The Mexican peso tumbled about 0.8% against the dollar on Friday after the White House said the US might impose a 20% tax on Mexican imports to pay for a border wall between the two countries.
That followed Mexican President Enrique Pena Nieto's decision to pull out of a meeting in Washington after his US counterpart Donald Trump tweeted that it would be better for the Mexican leader not to visit if his country wouldn't pay for the wall.
Trump’s office later walked back the idea of a tax, saying that was "one way" of making Mexico pay.
The dollar index, which tracks the greenback against its trade-weighted rivals, was up 0.35% at 100.73 on Friday. On Thursday, it touched a seven-week low but closed up 0.35%. The index is set to end the week flat, after market jitters following Trump's protectionist inaugural speech weighed on the dollar early in the week.

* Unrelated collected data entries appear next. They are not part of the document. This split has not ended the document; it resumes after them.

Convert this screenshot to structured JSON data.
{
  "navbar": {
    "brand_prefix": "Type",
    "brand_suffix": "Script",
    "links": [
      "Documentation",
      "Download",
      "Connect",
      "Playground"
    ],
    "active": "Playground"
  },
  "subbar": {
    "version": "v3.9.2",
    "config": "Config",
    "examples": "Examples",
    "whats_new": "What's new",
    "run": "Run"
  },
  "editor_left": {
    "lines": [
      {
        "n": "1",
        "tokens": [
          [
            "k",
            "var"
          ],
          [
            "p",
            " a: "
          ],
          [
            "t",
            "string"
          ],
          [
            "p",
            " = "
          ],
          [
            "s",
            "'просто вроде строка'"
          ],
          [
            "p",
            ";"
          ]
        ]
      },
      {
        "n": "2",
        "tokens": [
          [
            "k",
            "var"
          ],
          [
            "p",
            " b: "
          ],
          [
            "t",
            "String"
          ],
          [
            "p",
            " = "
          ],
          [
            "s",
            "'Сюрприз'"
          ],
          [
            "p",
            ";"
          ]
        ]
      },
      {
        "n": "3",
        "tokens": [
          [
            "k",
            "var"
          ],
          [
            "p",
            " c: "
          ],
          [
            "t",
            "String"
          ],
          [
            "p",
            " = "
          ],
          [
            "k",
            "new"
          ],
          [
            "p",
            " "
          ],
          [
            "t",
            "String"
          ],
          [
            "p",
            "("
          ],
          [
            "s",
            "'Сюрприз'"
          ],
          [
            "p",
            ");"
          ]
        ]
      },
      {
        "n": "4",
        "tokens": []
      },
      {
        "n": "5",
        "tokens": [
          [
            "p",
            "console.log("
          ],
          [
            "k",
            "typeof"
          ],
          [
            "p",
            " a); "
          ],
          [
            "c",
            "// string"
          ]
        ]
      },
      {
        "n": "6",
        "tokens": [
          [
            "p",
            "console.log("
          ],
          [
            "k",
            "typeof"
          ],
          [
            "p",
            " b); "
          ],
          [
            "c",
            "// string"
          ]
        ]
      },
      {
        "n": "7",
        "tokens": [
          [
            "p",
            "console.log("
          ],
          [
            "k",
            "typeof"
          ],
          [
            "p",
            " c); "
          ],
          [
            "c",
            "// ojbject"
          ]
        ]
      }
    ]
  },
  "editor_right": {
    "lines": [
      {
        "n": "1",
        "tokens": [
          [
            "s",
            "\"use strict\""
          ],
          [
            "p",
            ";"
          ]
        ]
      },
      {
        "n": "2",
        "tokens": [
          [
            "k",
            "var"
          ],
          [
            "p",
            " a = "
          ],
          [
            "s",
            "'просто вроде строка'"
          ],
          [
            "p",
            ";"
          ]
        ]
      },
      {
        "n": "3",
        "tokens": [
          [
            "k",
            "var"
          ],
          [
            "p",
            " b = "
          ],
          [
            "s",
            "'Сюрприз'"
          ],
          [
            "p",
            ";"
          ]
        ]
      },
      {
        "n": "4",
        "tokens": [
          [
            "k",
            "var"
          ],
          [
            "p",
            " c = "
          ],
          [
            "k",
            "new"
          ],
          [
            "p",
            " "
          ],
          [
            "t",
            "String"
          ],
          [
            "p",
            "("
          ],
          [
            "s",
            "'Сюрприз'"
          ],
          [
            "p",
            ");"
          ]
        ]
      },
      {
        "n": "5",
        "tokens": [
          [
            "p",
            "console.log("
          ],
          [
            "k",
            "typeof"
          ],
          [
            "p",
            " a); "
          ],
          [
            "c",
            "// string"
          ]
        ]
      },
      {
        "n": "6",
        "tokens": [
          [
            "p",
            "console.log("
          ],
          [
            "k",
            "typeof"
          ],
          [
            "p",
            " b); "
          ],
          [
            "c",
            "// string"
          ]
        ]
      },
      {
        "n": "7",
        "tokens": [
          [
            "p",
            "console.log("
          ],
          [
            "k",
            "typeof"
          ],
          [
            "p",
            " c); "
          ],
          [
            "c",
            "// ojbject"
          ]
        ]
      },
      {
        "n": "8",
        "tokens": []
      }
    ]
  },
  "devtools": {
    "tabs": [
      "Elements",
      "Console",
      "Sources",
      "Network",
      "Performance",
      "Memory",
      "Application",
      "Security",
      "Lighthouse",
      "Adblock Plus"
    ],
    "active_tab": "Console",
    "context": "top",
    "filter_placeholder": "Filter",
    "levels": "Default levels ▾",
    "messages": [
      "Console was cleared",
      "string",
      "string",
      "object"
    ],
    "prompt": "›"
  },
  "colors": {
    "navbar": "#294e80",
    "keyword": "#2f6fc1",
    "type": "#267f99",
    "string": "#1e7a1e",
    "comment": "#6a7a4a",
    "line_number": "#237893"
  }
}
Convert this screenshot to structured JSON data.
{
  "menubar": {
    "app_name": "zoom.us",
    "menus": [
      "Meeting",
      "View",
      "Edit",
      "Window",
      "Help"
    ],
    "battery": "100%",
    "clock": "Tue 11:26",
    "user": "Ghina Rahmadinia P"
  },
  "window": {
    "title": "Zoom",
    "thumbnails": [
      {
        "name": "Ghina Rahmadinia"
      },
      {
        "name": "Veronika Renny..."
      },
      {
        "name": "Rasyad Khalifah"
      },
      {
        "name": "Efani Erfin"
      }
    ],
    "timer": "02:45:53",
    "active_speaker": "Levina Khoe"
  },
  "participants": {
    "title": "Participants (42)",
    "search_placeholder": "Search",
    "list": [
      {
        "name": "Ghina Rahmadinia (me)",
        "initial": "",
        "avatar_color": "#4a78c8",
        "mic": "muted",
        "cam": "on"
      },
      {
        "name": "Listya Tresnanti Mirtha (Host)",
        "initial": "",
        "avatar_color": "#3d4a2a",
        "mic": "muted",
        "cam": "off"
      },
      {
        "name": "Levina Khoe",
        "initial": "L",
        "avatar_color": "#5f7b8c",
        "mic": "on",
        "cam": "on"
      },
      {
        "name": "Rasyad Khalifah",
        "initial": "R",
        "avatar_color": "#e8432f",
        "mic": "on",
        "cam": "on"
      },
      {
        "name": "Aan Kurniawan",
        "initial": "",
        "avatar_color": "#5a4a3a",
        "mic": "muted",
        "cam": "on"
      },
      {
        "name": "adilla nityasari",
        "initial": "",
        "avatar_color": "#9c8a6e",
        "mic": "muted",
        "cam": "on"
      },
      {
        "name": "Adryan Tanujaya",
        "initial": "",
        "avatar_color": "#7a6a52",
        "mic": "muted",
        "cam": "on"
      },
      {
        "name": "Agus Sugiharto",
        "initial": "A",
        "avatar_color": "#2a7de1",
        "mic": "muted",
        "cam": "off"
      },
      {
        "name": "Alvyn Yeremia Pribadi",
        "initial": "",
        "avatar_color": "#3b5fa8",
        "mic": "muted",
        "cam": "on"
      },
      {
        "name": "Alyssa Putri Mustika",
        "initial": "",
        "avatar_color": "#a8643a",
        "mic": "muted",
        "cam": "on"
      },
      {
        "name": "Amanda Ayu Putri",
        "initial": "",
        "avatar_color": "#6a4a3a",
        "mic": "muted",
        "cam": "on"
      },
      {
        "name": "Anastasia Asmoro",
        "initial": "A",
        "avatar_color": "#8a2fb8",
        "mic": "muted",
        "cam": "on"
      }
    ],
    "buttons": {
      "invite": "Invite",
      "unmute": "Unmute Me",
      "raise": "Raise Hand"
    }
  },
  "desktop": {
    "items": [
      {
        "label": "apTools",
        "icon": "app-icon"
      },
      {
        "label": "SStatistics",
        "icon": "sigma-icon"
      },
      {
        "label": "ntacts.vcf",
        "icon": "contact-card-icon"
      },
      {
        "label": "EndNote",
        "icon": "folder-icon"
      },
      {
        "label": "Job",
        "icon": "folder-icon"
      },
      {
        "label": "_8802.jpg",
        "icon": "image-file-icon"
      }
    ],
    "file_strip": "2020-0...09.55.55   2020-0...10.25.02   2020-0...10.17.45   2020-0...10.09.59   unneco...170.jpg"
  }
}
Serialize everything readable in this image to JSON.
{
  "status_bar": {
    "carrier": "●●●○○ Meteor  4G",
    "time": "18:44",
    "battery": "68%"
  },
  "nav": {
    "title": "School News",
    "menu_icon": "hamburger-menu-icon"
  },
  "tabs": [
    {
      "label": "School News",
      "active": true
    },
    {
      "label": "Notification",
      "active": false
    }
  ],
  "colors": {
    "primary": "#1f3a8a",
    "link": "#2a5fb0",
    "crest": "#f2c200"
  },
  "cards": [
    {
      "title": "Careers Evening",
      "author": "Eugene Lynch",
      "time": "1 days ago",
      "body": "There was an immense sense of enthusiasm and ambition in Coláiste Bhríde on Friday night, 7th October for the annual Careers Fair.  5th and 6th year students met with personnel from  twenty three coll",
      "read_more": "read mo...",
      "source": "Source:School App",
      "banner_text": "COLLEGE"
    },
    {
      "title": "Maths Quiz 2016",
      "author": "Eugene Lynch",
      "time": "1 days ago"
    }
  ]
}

But since then, Trump's actions show "continuity from his campaign days, so the markets expect him to go ahead with the fiscal stimulus as well," said Minori Uchida, chief FX analyst at Bank of Tokyo Mitsubishi UFJ.
The dollar rose 0.4% to 115.14 yen, extending Thursday's 1.3% surge and putting it on track for a 0.5% weekly gain.
The prospect of higher US inflation boosted US 10-year Treasury yields to 2.5158% on Friday. On Thursday, they hit 2.555%, their highest level this year, before settling back down at 2.508.
The euro slid 0.15% to $1.06655 on Friday, adding to its 0.6% loss from Thursday.
In commodities, oil retained its gains from Thursday that were driven by the resurgence of risk appetites. But a jump in US inventories this week capped its advance. US crude was little changed at $53.78 a barrel, after Thursday's near 2% surge. It is poised for a 2.6% weekly increase. Global benchmark Brent eased 0.1% to $56.19, heading for a rise of 1.3% for the week.
Gold widened losses on Friday, its fourth straight session of declines, as investors dumped the precious metal for riskier, higher returning assets. Spot gold fell 0.5% to $1,182.30 an ounce, heading for a 2.3% loss for the week, its first weekly decline in five.